Eymen koluma girince biraz olsun sakinleşmiştim, durduk yere çok fazla heyecan yapabiliyordum ve sanırım bu yavaş yavaş tanıdığım insanlarla kurduğum ilişkiden dolayıydı. Normalde bu kadar heyecanlanmaz hatta bu kadar tepki bile vermezdim! Dedim ya, ben melankolik bir insandım. Eymenle birlikte salona girdiğimizde Işıl hanım ve Arif bey kahve içip muhabbet ediyorlardı.
"İyi akşam aileminin, dişi anne kuşu ve erkek baba kuşu."
Allah'ım bana biraz Eymen'in umursamazlıktan nasip et amin... Işıl hanım Eymen'in söylediğine gülerken hemen beni kollarının arasına alarak yanaklarımı öptü.
"Affet beni güzel kızım, bu kalaslara laf geçiremedim. Hemen arkandan çıktılar."
"Önemli değil, çok güzel vakit geçirdik."

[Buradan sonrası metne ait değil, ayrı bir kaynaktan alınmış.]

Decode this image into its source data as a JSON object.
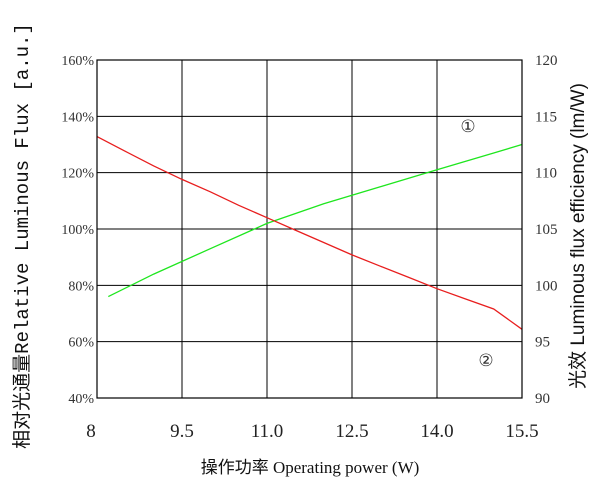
{
  "chart_data": {
    "type": "line",
    "xlabel": "操作功率 Operating power (W)",
    "ylabel_left": "相对光通量Relative Luminous Flux [a.u.]",
    "ylabel_right": "光效 Luminous flux efficiency (lm/W)",
    "xlim": [
      8,
      15.5
    ],
    "x_ticks": [
      "8",
      "9.5",
      "11.0",
      "12.5",
      "14.0",
      "15.5"
    ],
    "ylim_left": [
      40,
      160
    ],
    "y_left_ticks": [
      "40%",
      "60%",
      "80%",
      "100%",
      "120%",
      "140%",
      "160%"
    ],
    "ylim_right": [
      90,
      120
    ],
    "y_right_ticks": [
      "90",
      "95",
      "100",
      "105",
      "110",
      "115",
      "120"
    ],
    "grid": true,
    "annotations": [
      "①",
      "②"
    ],
    "series": [
      {
        "axis": "left",
        "color": "#1ee61e",
        "x": [
          8.2,
          9.0,
          10.0,
          11.0,
          12.0,
          13.0,
          14.0,
          15.0,
          15.5
        ],
        "values": [
          76,
          84,
          93,
          102,
          109,
          115,
          121,
          127,
          130
        ]
      },
      {
        "axis": "right",
        "color": "#e81e1e",
        "x": [
          8.0,
          8.5,
          9.0,
          9.5,
          10.0,
          10.5,
          11.0,
          11.5,
          12.0,
          12.5,
          13.0,
          13.5,
          14.0,
          14.5,
          15.0,
          15.5
        ],
        "values": [
          113.2,
          111.9,
          110.6,
          109.4,
          108.3,
          107.1,
          106.0,
          104.9,
          103.8,
          102.7,
          101.7,
          100.7,
          99.7,
          98.8,
          97.9,
          96.1
        ]
      }
    ]
  }
}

Işıl hanım bana samimi bir tebessümle baktı ve hemen yanına oturttu. Poyrazda boş kalan hanima oturunca gerildim! Arkadaşım bu adam benim sevgilim değil abim! Sana diyorum içimde ki manyak gerilme, lütfen sakin ol. Derin nefes aldığımda Poyrazdan gelen kokuyla burun direğim sızladı. Kalbimin üstüne kocaman bir taş çökmüştü, bir insan sima olarak abime benzerdi ama koku olarak nasıl benzeyenilirdi?

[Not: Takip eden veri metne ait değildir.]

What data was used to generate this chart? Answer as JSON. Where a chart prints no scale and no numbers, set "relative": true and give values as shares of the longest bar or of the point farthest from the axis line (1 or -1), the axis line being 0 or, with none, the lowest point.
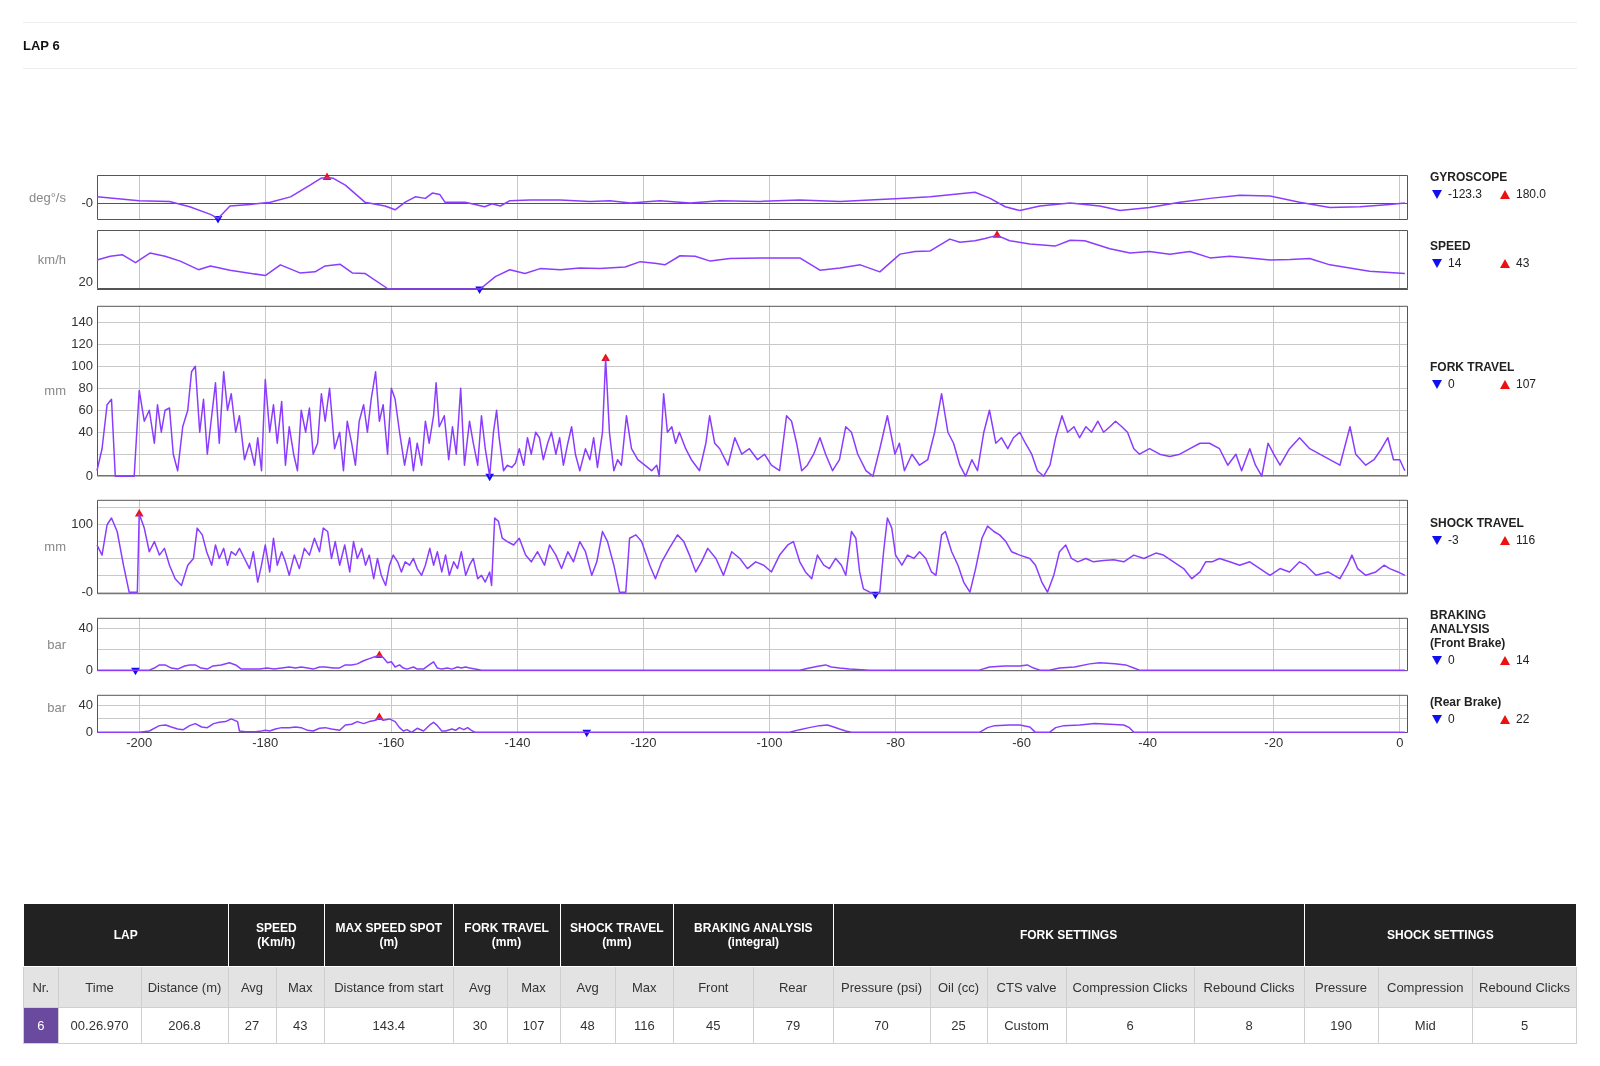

"Yankı nerede? Sizinle beraber çıkmadı mı?"
Arif bey sessizliği bozarken zil çaldı, yani iyi insan lafının üstüne gelir derler ama ben buna iti an çomağı hazırla diyerek noktalamak istiyordum, çünkü Yankı iyi bir insan değildi!

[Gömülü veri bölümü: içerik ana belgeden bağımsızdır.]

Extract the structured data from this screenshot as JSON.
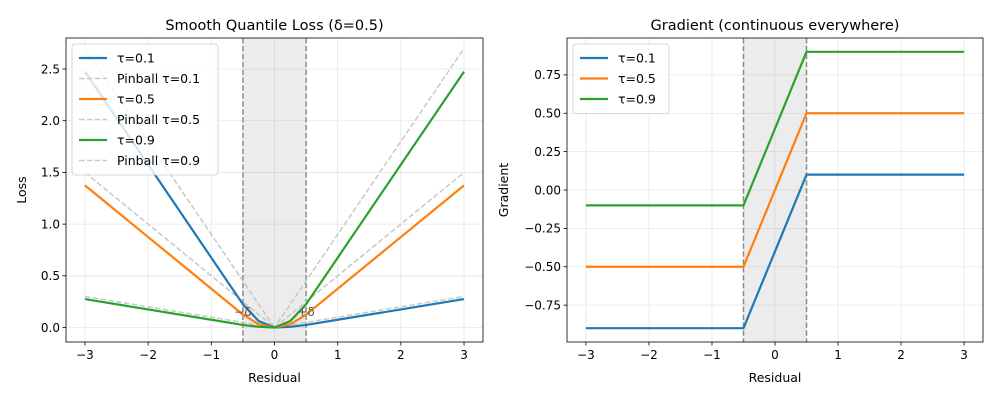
{
  "chart_data": [
    {
      "type": "line",
      "title": "Smooth Quantile Loss (δ=0.5)",
      "xlabel": "Residual",
      "ylabel": "Loss",
      "xlim": [
        -3.3,
        3.3
      ],
      "ylim": [
        -0.14,
        2.8
      ],
      "xticks": [
        -3,
        -2,
        -1,
        0,
        1,
        2,
        3
      ],
      "xtick_labels": [
        "−3",
        "−2",
        "−1",
        "0",
        "1",
        "2",
        "3"
      ],
      "yticks": [
        0.0,
        0.5,
        1.0,
        1.5,
        2.0,
        2.5
      ],
      "ytick_labels": [
        "0.0",
        "0.5",
        "1.0",
        "1.5",
        "2.0",
        "2.5"
      ],
      "grid": true,
      "legend": "upper-left",
      "shaded_region": [
        -0.5,
        0.5
      ],
      "vlines": [
        -0.5,
        0.5
      ],
      "annotations": [
        {
          "text": "−δ",
          "x": -0.5,
          "y": 0.15
        },
        {
          "text": "+δ",
          "x": 0.5,
          "y": 0.15
        }
      ],
      "series": [
        {
          "name": "τ=0.1",
          "color": "#1f77b4",
          "style": "solid",
          "x": [
            -3,
            -2,
            -1,
            -0.75,
            -0.5,
            -0.25,
            0,
            0.25,
            0.5,
            1,
            2,
            3
          ],
          "y": [
            2.475,
            1.575,
            0.675,
            0.45,
            0.225,
            0.0625,
            0,
            0.0069,
            0.025,
            0.075,
            0.175,
            0.275
          ]
        },
        {
          "name": "Pinball τ=0.1",
          "color": "#c8c8c8",
          "style": "dashed",
          "x": [
            -3,
            0,
            3
          ],
          "y": [
            2.7,
            0,
            0.3
          ]
        },
        {
          "name": "τ=0.5",
          "color": "#ff7f0e",
          "style": "solid",
          "x": [
            -3,
            -2,
            -1,
            -0.5,
            -0.25,
            0,
            0.25,
            0.5,
            1,
            2,
            3
          ],
          "y": [
            1.375,
            0.875,
            0.375,
            0.125,
            0.03125,
            0,
            0.03125,
            0.125,
            0.375,
            0.875,
            1.375
          ]
        },
        {
          "name": "Pinball τ=0.5",
          "color": "#c8c8c8",
          "style": "dashed",
          "x": [
            -3,
            0,
            3
          ],
          "y": [
            1.5,
            0,
            1.5
          ]
        },
        {
          "name": "τ=0.9",
          "color": "#2ca02c",
          "style": "solid",
          "x": [
            -3,
            -2,
            -1,
            -0.5,
            -0.25,
            0,
            0.25,
            0.5,
            0.75,
            1,
            2,
            3
          ],
          "y": [
            0.275,
            0.175,
            0.075,
            0.025,
            0.0069,
            0,
            0.0625,
            0.225,
            0.45,
            0.675,
            1.575,
            2.475
          ]
        },
        {
          "name": "Pinball τ=0.9",
          "color": "#c8c8c8",
          "style": "dashed",
          "x": [
            -3,
            0,
            3
          ],
          "y": [
            0.3,
            0,
            2.7
          ]
        }
      ]
    },
    {
      "type": "line",
      "title": "Gradient (continuous everywhere)",
      "xlabel": "Residual",
      "ylabel": "Gradient",
      "xlim": [
        -3.3,
        3.3
      ],
      "ylim": [
        -0.99,
        0.99
      ],
      "xticks": [
        -3,
        -2,
        -1,
        0,
        1,
        2,
        3
      ],
      "xtick_labels": [
        "−3",
        "−2",
        "−1",
        "0",
        "1",
        "2",
        "3"
      ],
      "yticks": [
        -0.75,
        -0.5,
        -0.25,
        0.0,
        0.25,
        0.5,
        0.75
      ],
      "ytick_labels": [
        "−0.75",
        "−0.50",
        "−0.25",
        "0.00",
        "0.25",
        "0.50",
        "0.75"
      ],
      "grid": true,
      "legend": "upper-left",
      "shaded_region": [
        -0.5,
        0.5
      ],
      "vlines": [
        -0.5,
        0.5
      ],
      "series": [
        {
          "name": "τ=0.1",
          "color": "#1f77b4",
          "style": "solid",
          "x": [
            -3,
            -0.5,
            0.5,
            3
          ],
          "y": [
            -0.9,
            -0.9,
            0.1,
            0.1
          ]
        },
        {
          "name": "τ=0.5",
          "color": "#ff7f0e",
          "style": "solid",
          "x": [
            -3,
            -0.5,
            0.5,
            3
          ],
          "y": [
            -0.5,
            -0.5,
            0.5,
            0.5
          ]
        },
        {
          "name": "τ=0.9",
          "color": "#2ca02c",
          "style": "solid",
          "x": [
            -3,
            -0.5,
            0.5,
            3
          ],
          "y": [
            -0.1,
            -0.1,
            0.9,
            0.9
          ]
        }
      ]
    }
  ]
}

"Işıl hanım, Arif bey acil bir durum."
Banu hanım koşarak içeri girdiğinde hepimiz ayağa kalktık ne olmuştu? Acaba Yankı'ya bir şey mi olmuştu, bu düşünce beni korkuturken ne ara salondan çıkıp dış kapıya geldiğimizi bilmiyordum. Kapının önünde sepete bırakılmış neredeyse yirmi günlük bir bebek duruyordu, ben gözlerimi kocaman açarak bebeğe yaklaşırken Işıl hanımın ve Arif Bey'in dönüp kaldığını göz ucuyla fark ettim. Bebeğin yanina diz çöktüm, daha dikkatli baktığımda bebek sapsarıydı, kıllarına kadar! Hemen ayağının dibinde küçük bir mektup vardı, nedense bir an gözlerime bu eve ilk gelişimi ve titreyen elimle Arif bey'e uzattığım mektup gelmişti. Zaman hızlıydı vesselam...
Kucağımda bebekle tekli koltuğa oturmuş öylece Poyraz'ı izliyordum, bir aşağı bir yukarı volta atıp dururken bir yandanda Yankı'ya küfür edip duruyordu. Bebek yavaş yavaş kıpırdanmaya başladı, kafamı çevirip baktığımda boncuk boncuk gözlerini açıp etrafına bakıyor sanki bir şey arıyor gibiydi...
Anne kokusunu arıyordur belki...
"Siktiğimin piçi! Ara şu pezevengi nerede kalmıştı!"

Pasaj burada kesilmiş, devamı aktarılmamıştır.